This code has been validated using the included notebooks on Python v 3.7.2. Python 2.x is no longer supported.
pyConTextNLP is a Python implementation/extension/modification of the ConText algorithm described in `CITE <>`__ which is itself a generalization of the NegEx algorithm described in `CITE <>`__.
The package is maintained by Brian Chapman at the University of Utah. Other active and past developers include:
- Wendy W. Chapman
- Glenn Dayton
- Danielle Mowery
pyConTextNLP is a partial implementation of the ConText algorithm using Python.
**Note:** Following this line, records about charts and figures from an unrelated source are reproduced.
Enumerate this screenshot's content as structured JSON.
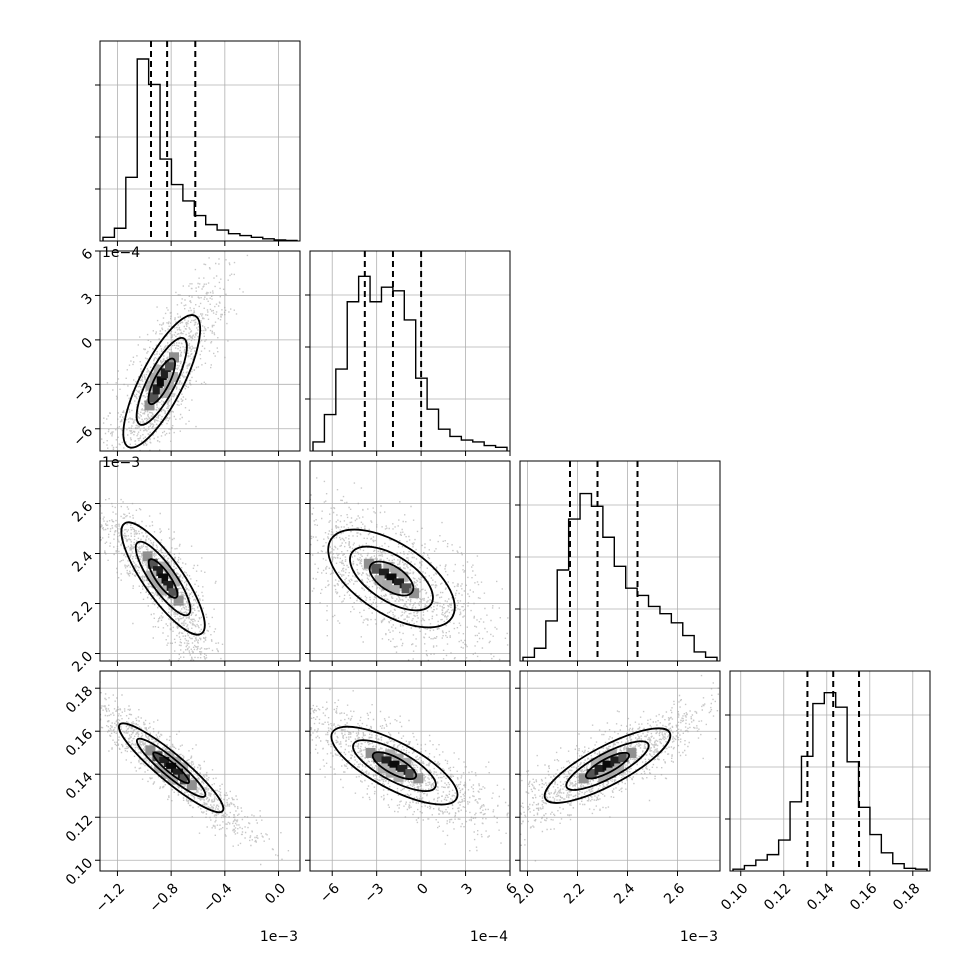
{
  "chart_data": {
    "type": "corner",
    "style": {
      "grid": true,
      "quantile_line_style": "dashed",
      "density": "grayscale 2D histogram with contours",
      "scatter_color": "#9a9a9a"
    },
    "parameters": [
      {
        "range": [
          -0.00133,
          0.00016
        ],
        "ticks": [
          -1.2,
          -0.8,
          -0.4,
          0.0
        ],
        "tick_labels": [
          "−1.2",
          "−0.8",
          "−0.4",
          "0.0"
        ],
        "offset": "1e−3",
        "quantiles": [
          -0.00095,
          -0.00083,
          -0.00062
        ]
      },
      {
        "range": [
          -0.00075,
          0.0006
        ],
        "ticks": [
          -6,
          -3,
          0,
          3,
          6
        ],
        "tick_labels": [
          "−6",
          "−3",
          "0",
          "3",
          "6"
        ],
        "offset": "1e−4",
        "quantiles": [
          -0.00038,
          -0.00019,
          0.0
        ]
      },
      {
        "range": [
          0.00197,
          0.00277
        ],
        "ticks": [
          2.0,
          2.2,
          2.4,
          2.6
        ],
        "tick_labels": [
          "2.0",
          "2.2",
          "2.4",
          "2.6"
        ],
        "offset": "1e−3",
        "quantiles": [
          0.00217,
          0.00228,
          0.00244
        ]
      },
      {
        "range": [
          0.095,
          0.188
        ],
        "ticks": [
          0.1,
          0.12,
          0.14,
          0.16,
          0.18
        ],
        "tick_labels": [
          "0.10",
          "0.12",
          "0.14",
          "0.16",
          "0.18"
        ],
        "offset": "",
        "quantiles": [
          0.131,
          0.143,
          0.155
        ]
      }
    ],
    "histograms": [
      {
        "counts": [
          0.02,
          0.07,
          0.35,
          1.0,
          0.86,
          0.45,
          0.31,
          0.22,
          0.14,
          0.09,
          0.06,
          0.04,
          0.03,
          0.02,
          0.012,
          0.006,
          0.003
        ]
      },
      {
        "counts": [
          0.05,
          0.2,
          0.45,
          0.82,
          0.96,
          0.82,
          0.9,
          0.88,
          0.72,
          0.4,
          0.23,
          0.12,
          0.08,
          0.06,
          0.05,
          0.03,
          0.02
        ]
      },
      {
        "counts": [
          0.02,
          0.07,
          0.22,
          0.5,
          0.78,
          0.92,
          0.85,
          0.68,
          0.52,
          0.4,
          0.36,
          0.3,
          0.26,
          0.21,
          0.14,
          0.05,
          0.02
        ]
      },
      {
        "counts": [
          0.01,
          0.03,
          0.06,
          0.09,
          0.17,
          0.38,
          0.63,
          0.92,
          0.98,
          0.9,
          0.6,
          0.35,
          0.2,
          0.1,
          0.04,
          0.015,
          0.01
        ]
      }
    ],
    "pair_correlations": [
      {
        "row": 1,
        "col": 0,
        "direction": "positive"
      },
      {
        "row": 2,
        "col": 0,
        "direction": "negative"
      },
      {
        "row": 2,
        "col": 1,
        "direction": "negative"
      },
      {
        "row": 3,
        "col": 0,
        "direction": "negative"
      },
      {
        "row": 3,
        "col": 1,
        "direction": "negative"
      },
      {
        "row": 3,
        "col": 2,
        "direction": "positive"
      }
    ]
  }
}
The original description of pyConTextNLP was provided in Chapman BE, Lee S, Kang HP, Chapman WW, "Document-level classification of CT pulmonary angiography reports based on an extension of the ConText algorithm." J Biomed Inform. 2011 Oct;44(5):728-37
Other publications/presentations based on pyConText include: * Wilson RA, et al. "Automated ancillary cancer history classification for mesothelioma patients from free-text clinical reports." J Pathol Inform. 2010 Oct 11;1:24. * Chapman BE, Lee S, Kang HP, Chapman WW. "Using ConText to Identify Candidate Pulmonary Embolism Subjects Based on Dictated Radiology Reports." (Presented at AMIA Clinical Research Informatics Summit 2011) * Wilson RA, Chapman WW, DeFries SJ, Becich MJ, Chapman BE. "Identifying History of Ancillary Cancers in Mesothelioma Patients from Free-Text Clinical Reports." (Presented at AMIA 2010).
Note: we changed the package name from pyConText to pyConTextNLP because of a name conflict on pypi.
The latest version of pyConTextNLP is available on [github](https://github.com/chapmanbe/pyConTextNLP). The package can be installed by either cloning the repository and running python setup.py install. Alternatively or by .. code:: shell
pip install git+https://github.com/chapmanbe/pyConTextNLP.git
pyConTextNLP is also available via the Python Package Index and can be installed via
pip install pyConTextNLP
Dependencies include
- networkx
- PyYAML
See the notebooks folder for a series of walkthroughs demonstrating pyConTextNLP core concepts with example data.
I am working on improving the documentation and (hopefully) adding some testing to the code.
Some preliminary comments:
- pyConTextNLP works marks up text on a sentence by sentence level.
- pyConTextNLP assumes the sentence is a string not a list of words
- Our preferred way to represent knowledge is now with YAML files rather than TSV files.